Секретный террор
Шрифт:
Я складывал переданные мне папки и думал о том, что ОГПУ правильно поступило, переводя свои резидентуры на нелегальное положение. Иначе в случае малейшего конфликта работа распадется. Примером является Англия, где вся трехлетняя наша работа через короткое время после разрыва дипломатических сношений развалилась. В Америке Чацкий из Амторга не может вести работы, а зато агенты Коминтерна, будучи на нелегальном положении, ведут усиленную работу и не только в своем районе, а повсюду, куда их направит Коминтерн.
Нужно и в ОГПУ окончательно перейти на нелегальный метод работы.
В
Я был делегирован представителем ОГПУ при Центральной контрольной комиссии ВКП(б). Каждый раз, как там должны были разбираться дела провинившихся за границей коммунистов, меня заранее уведомляла следователь ЦКК по заграничным делам Штальберг.

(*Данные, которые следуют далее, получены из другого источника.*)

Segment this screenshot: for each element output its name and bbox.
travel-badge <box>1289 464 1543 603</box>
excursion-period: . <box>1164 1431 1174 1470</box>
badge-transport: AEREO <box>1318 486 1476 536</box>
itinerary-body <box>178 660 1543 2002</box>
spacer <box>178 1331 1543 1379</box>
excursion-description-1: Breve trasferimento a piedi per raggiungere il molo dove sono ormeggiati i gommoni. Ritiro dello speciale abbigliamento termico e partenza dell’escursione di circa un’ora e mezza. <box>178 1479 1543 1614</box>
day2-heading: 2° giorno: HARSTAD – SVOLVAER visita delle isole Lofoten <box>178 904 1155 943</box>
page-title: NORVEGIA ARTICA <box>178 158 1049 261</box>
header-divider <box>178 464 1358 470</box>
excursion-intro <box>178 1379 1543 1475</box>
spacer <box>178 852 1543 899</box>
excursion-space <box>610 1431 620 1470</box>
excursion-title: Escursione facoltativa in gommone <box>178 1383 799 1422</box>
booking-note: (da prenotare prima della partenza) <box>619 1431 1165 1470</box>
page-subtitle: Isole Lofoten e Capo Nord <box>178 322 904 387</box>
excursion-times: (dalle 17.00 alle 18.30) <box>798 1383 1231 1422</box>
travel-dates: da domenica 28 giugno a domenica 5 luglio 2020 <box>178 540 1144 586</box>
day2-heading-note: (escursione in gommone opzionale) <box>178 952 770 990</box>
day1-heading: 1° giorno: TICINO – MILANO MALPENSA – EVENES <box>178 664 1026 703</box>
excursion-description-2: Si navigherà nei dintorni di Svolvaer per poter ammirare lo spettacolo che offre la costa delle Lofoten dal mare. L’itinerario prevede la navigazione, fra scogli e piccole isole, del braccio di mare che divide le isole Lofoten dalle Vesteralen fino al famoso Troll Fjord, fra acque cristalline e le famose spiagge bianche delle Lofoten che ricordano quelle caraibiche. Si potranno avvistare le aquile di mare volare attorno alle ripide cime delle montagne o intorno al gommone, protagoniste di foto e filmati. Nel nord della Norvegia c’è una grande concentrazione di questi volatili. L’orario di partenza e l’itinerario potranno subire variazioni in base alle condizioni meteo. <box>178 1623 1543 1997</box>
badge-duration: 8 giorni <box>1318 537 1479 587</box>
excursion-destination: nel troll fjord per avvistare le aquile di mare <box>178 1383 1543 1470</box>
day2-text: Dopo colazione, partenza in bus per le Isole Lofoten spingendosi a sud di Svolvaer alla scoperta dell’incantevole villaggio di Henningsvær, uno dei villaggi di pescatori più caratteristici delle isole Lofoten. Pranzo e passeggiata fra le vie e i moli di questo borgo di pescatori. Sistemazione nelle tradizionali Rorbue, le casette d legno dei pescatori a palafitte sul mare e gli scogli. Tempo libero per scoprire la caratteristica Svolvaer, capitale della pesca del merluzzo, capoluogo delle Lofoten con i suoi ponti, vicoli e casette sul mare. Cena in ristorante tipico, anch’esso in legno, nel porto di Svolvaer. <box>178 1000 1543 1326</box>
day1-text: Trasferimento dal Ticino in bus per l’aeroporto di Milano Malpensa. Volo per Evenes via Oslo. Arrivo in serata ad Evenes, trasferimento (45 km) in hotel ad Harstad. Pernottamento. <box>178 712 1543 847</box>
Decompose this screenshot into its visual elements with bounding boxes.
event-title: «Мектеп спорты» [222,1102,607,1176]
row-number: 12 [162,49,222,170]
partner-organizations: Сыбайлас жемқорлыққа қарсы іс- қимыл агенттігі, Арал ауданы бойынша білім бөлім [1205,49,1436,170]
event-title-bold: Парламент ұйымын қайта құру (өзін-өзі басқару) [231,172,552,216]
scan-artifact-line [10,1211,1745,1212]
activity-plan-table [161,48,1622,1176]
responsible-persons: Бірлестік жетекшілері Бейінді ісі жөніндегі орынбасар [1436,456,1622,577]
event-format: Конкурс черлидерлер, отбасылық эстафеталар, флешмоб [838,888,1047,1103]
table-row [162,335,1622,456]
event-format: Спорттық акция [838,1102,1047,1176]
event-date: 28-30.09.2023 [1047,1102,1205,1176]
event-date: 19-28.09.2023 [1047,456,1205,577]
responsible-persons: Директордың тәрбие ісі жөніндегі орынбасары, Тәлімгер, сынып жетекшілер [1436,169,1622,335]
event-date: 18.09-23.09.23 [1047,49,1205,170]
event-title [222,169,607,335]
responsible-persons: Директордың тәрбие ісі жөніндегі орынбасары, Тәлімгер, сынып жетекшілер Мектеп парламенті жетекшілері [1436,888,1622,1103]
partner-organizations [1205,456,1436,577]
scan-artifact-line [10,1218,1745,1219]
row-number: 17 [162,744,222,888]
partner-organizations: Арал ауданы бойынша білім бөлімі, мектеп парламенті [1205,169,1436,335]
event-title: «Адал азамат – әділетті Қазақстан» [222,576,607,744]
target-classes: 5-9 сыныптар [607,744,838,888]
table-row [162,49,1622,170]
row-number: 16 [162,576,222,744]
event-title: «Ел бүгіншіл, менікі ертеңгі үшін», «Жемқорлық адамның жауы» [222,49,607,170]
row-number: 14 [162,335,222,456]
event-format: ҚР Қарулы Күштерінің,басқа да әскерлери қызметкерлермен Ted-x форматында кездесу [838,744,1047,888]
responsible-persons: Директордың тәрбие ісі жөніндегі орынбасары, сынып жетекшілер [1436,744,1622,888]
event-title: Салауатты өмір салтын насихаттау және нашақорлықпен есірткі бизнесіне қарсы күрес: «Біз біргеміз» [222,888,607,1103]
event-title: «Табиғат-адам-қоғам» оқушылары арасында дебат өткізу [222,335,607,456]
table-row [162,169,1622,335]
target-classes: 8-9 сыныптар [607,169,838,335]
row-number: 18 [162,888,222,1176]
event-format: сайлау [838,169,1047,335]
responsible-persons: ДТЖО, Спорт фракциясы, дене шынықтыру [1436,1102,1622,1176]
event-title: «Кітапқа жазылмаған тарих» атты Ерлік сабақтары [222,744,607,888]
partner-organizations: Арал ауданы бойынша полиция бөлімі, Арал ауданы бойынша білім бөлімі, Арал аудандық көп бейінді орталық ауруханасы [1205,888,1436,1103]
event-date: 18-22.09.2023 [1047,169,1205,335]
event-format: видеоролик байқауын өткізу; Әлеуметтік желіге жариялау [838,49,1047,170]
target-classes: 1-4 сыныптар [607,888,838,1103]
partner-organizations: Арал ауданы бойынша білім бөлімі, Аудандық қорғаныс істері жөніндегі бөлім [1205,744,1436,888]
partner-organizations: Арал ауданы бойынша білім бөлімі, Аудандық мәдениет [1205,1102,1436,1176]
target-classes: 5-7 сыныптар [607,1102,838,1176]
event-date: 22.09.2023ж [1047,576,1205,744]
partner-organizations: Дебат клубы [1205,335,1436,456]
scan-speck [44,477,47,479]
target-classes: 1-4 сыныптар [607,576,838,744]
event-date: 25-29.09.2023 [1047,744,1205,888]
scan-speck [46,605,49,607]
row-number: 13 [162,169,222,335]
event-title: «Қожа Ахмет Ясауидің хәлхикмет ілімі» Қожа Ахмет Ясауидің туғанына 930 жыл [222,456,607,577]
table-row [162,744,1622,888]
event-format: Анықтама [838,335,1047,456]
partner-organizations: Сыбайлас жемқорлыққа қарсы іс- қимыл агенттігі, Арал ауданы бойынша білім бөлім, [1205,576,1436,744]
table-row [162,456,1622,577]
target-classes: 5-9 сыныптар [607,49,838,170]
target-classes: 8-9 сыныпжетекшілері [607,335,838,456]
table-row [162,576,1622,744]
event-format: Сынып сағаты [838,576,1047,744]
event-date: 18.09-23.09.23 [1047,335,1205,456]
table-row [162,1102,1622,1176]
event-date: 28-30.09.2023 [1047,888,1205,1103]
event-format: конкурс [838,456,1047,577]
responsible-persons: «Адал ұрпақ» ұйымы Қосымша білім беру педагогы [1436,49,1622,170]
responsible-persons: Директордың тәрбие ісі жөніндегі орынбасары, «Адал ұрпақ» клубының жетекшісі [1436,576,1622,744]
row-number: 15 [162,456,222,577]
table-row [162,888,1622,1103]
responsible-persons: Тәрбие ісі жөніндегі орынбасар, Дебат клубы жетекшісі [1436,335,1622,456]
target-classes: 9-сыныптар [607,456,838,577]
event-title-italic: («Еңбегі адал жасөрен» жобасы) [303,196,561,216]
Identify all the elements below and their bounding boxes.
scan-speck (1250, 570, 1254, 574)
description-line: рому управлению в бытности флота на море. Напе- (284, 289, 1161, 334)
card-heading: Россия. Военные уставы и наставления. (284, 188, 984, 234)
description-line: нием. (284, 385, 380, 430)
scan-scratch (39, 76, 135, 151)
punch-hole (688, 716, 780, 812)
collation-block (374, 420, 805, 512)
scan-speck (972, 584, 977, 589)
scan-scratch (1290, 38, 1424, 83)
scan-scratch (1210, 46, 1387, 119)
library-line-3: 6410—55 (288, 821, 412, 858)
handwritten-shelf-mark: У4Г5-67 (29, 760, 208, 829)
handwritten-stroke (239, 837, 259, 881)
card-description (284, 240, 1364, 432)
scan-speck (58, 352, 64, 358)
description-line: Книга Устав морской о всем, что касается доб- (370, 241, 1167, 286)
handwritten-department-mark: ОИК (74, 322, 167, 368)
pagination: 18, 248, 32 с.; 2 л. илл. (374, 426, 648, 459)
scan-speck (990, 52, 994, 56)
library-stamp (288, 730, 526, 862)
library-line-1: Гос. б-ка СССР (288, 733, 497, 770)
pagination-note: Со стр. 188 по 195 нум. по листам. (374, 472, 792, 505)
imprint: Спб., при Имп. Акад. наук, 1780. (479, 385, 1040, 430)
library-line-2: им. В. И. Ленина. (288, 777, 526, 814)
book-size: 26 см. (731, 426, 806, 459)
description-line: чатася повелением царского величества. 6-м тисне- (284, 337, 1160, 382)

Это та самая Штальберг, которая девять лет тому назад работала членом коллегии губчека в Екатеринбурге и самолично расправлялась с приговоренными к расстрелу. Тогда она была молодой, худощавой блондинкой. Сейчас она значительно пополнела и выглядела старше. Только выражение лица осталось прежнее: тупое, жесткое, упрямое. Вчера она мне позвонила, что сегодня в десять утра состоится очередное разбирательство дел, и, хотя еще не было десяти, я поднимался по лестнице здания ЦКК на Ильинке.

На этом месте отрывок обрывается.